Radiographic Annotation Accuracy: The 'Good Doctor' Performance Competing with AI

Preview
Authors
Yuan Chai, A. Mounir Boudali, John Farey, William L. Walter

Introduction: Human error is usually evaluated using statistical descriptions during radiographic annotation. The technological advances popularized the ""non-human"" landmarking techniques, such as deep learning, in which the error is presented in a confidence format that is not comparable to that of the human method. The region-based landmark definition makes an arbitrary ""ground truth"" point impossible. The differences in patients' anatomies, radiograph qualities, and scales make the horizontal comparison difficult. There is a demand to quantify the manual landmarking error in a probability format.

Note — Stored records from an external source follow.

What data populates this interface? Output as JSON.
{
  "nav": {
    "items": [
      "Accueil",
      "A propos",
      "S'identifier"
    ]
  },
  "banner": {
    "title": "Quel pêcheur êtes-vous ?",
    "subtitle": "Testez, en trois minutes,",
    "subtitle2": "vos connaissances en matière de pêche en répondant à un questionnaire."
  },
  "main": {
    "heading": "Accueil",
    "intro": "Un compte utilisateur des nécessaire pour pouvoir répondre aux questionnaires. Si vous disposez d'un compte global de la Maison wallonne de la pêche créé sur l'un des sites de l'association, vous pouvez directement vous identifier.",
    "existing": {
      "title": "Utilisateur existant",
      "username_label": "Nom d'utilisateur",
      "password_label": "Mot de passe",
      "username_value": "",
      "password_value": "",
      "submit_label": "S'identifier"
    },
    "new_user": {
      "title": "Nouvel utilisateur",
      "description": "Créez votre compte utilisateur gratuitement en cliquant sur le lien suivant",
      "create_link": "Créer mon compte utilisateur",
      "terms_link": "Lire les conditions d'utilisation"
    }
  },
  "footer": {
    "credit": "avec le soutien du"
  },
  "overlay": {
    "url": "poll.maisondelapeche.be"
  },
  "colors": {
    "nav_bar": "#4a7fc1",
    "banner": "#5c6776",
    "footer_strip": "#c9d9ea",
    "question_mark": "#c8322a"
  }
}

Methods: Taking the measurement of pelvic tilt (PT) as an example, this study recruited 115 sagittal pelvic radiographs for the measurement of two PT definitions. We proposed a method to unify the scale of images that allows horizontal comparisons of landmarks and calculated the maximum possible error using a density vector. Traditional descriptive statistics were also applied.

Results: All measurements showed excellent reliabilities (intraclass correlation coefficients > 0.9). Eighty-four measurements (6.09%) were qualified as wrong landmarks that failed to label the correct locations. Directional bias (systematic error) was identified due to cognitive differences between observers. By removing wrong labels and rotated pelves, the analysis quantified the error density as a ""good doctor"" performance and found 6.77°-11.76° maximum PT disagreement with 95% data points.

Discussion and Conclusions: The landmarks with excellent reliability still have a chance (at least 6.09% in our case) of making wrong landmark decisions. Identifying skeletal contours is at least 24.64% more accurate than estimating landmark locations. The landmark at a clear skeletal contour is more likely to generate systematic errors. Due to landmark ambiguity, a very careful surgeon measuring PT could make a maximum 11.76° random difference in 95% of cases, serving as a "good doctor benchmark" to qualify good landmarking techniques.